The migration crisis is a long-term problem
Migrants on the march in Hungary. |
A heartrending photograph of a small boy’s dead body, washed
up on a beach in Turkey, has prompted a change of tone from the Prime Minister
on the refugee crisis. David Cameron
announced yesterday that the UK will house ‘thousands’ more people from camps
around the Syrian border, after suggesting previously that admitting “more and
more refugees” offered no solution.
A picture of Aylan Kurdi, a Kurdish boy from Syria,
dominated front pages on Thursday. The
three year old had been in one of two dinghies, which left Turkey bound for the
Greek island, Kos, a busy hub for refugees in transit to northern Europe.
Aylan was one of 14 people to die when the
boats sank. The image captured both a
personal tragedy for the boy’s family, as well as the misery and desperation
involved in a migration described as the biggest movement of people to Europe
since the second world war.
It’s understandable that this powerful photograph has caused
an outpouring of public anger and emotion, and the government has
responded. However, committing to take a
relatively small number of refugees, under restricted circumstances,
is certainly not an answer to the crisis.
Europe is facing a complicated, multifaceted situation, which is
unlikely to be resolved easily or quickly.
We know that there are two separate but closely linked streams
of people currently amassing in their thousands at Europe’s southern
borders. Firstly, there are refugees,
fleeing war in Syria and unrest in the Middle East and North Africa. Secondly, there is a steady and growing number
of economic migrants, intent upon building a better life in prosperous
countries in northern Europe.
It’s easy for politicians to demand that refugees are
helped, while economic migrants are kept out, but these two streams of people
are by no means discrete and it is not easy to distinguish between them.

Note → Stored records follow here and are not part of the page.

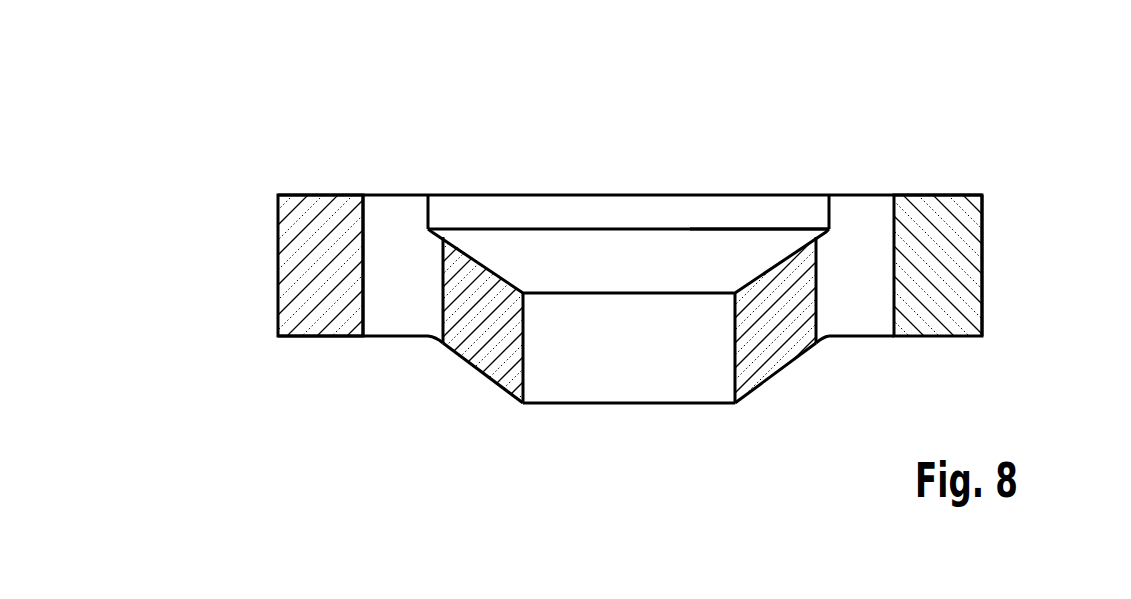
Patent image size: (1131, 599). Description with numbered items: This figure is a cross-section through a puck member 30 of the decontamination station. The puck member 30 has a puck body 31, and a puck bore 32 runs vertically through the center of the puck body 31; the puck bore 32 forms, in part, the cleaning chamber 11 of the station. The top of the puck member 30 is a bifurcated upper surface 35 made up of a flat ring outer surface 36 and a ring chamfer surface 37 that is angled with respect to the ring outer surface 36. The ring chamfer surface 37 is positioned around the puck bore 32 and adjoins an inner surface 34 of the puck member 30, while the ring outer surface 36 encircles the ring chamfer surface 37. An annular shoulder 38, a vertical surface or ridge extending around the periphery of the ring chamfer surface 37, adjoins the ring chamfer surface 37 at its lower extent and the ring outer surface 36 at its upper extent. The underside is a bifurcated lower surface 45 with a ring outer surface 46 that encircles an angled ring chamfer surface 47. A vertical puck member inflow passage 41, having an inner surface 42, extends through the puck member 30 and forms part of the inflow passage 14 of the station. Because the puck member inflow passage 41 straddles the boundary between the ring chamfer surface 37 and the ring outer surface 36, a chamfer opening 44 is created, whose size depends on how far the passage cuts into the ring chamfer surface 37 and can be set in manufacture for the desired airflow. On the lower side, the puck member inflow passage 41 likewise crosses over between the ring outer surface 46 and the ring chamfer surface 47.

The puck member 30 is at (1015, 188).
The puck body 31 is at (982, 278).
The puck bore 32 is at (682, 416).
The cleaning chamber 11 is at (698, 385).
The inner surface 34 is at (523, 388).
The bifurcated upper surface 35 is at (462, 177).
The ring outer surface 36 is at (331, 188).
The ring chamfer surface 37 is at (482, 262).
The annular shoulder 38 is at (823, 207).
The inflow passage 14 is at (635, 210).
The puck member inflow passage 41 is at (397, 205).
The inner surface 42 is at (378, 235).
The chamfer opening 44 is at (438, 236).
The bifurcated lower surface 45 is at (335, 362).
The ring outer surface 46 is at (297, 342).
The ring chamfer surface 47 is at (467, 368).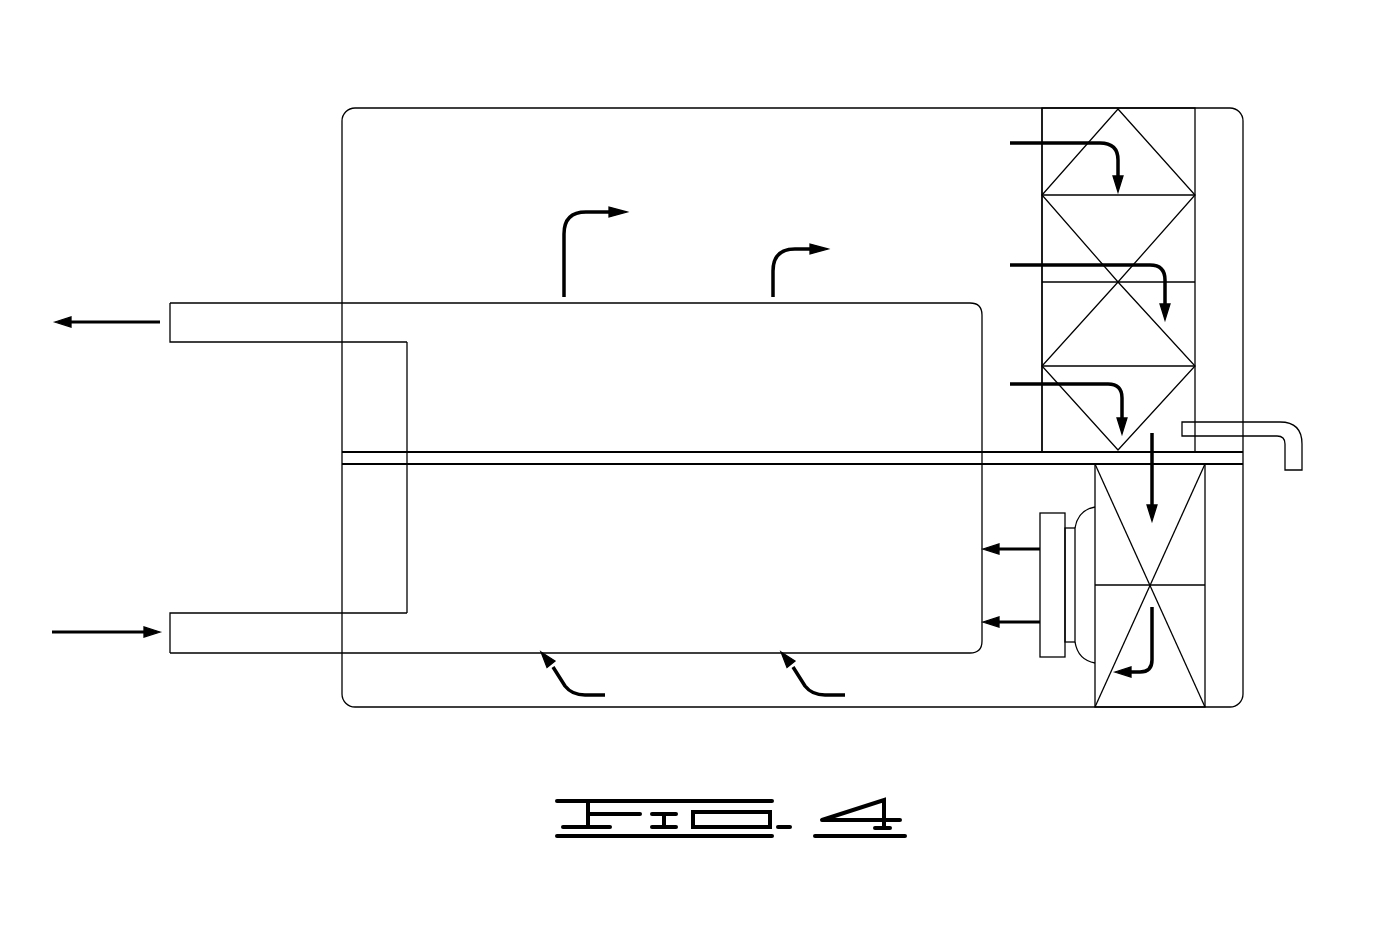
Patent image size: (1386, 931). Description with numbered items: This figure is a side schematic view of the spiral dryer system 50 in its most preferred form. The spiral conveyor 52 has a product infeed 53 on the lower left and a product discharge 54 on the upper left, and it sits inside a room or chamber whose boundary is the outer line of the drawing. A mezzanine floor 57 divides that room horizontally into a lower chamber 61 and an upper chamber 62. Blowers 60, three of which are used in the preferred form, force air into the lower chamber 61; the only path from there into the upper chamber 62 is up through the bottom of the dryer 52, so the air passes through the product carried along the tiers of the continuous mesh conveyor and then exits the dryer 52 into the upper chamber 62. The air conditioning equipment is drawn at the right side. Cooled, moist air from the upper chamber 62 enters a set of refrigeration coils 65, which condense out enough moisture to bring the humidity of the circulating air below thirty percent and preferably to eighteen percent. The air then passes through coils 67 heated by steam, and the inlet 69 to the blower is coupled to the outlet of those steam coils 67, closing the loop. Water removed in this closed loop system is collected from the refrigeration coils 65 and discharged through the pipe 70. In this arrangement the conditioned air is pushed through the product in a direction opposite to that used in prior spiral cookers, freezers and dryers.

The spiral dryer system 50 is at (740, 184).
The spiral conveyor 52 is at (677, 573).
The product infeed 53 is at (225, 613).
The product discharge 54 is at (240, 303).
The mezzanine floor 57 is at (688, 455).
The blowers 60 is at (1050, 650).
The lower chamber 61 is at (372, 496).
The upper chamber 62 is at (390, 145).
The refrigeration coils 65 is at (1180, 250).
The steam-heated coils 67 is at (1185, 562).
The blower inlet 69 is at (1085, 632).
The pipe 70 is at (1265, 420).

Take Aylan Kurdi and his family as examples. Reportedly they had been in Turkey for a
year, after fleeing the Syrian city, Kobane, when it was attacked by ISIS
militants. Aylan’s father, Abdullah
Kurdi, had apparently already been in Turkey for three years and worked as a
barber, before the rest of his family arrived.
The Kurdis fled a warzone and a group of crazed Islamic
militants, who regard Kurds as implacable enemies, so by any definition they
were refugees. However, when they left Turkey,
where they were not in physical danger, it was presumably with the aim of
finding a more permanent, comfortable home somewhere in the EU. So, they were economic migrants as well and
the family took mortal risks to improve their lives.
The UK shares a significant degree of responsibility for
ISIS’s spread across the Middle East and North Africa. In Iraq, Libya and Syria, we were
consistently among the most vehement champions of ‘regime change’, helping to
dislodge unpleasant, but stable and secular, administrations, and contributing
to a political vacuum filled by Islamic extremism. The
notion that western countries should impose values and systems of government
worldwide, irrespective of historical, religious and cultural nuances, still
drives foreign policy.
Even if the war in Syria were to end and even if relative
stability were to return to the wider region, it’s unlikely that the flow of
people would stop. Fraser Nelson has an excellent column in The Telegraph,
teasing out the wider reasons so many people are leaving their homes. The ‘Great Migration’, as he terms it, is a
problem larger than the immediate crisis which has propelled it into headline
news.
It will only be tackled with any success by long-term policies, carefully balanced and tested.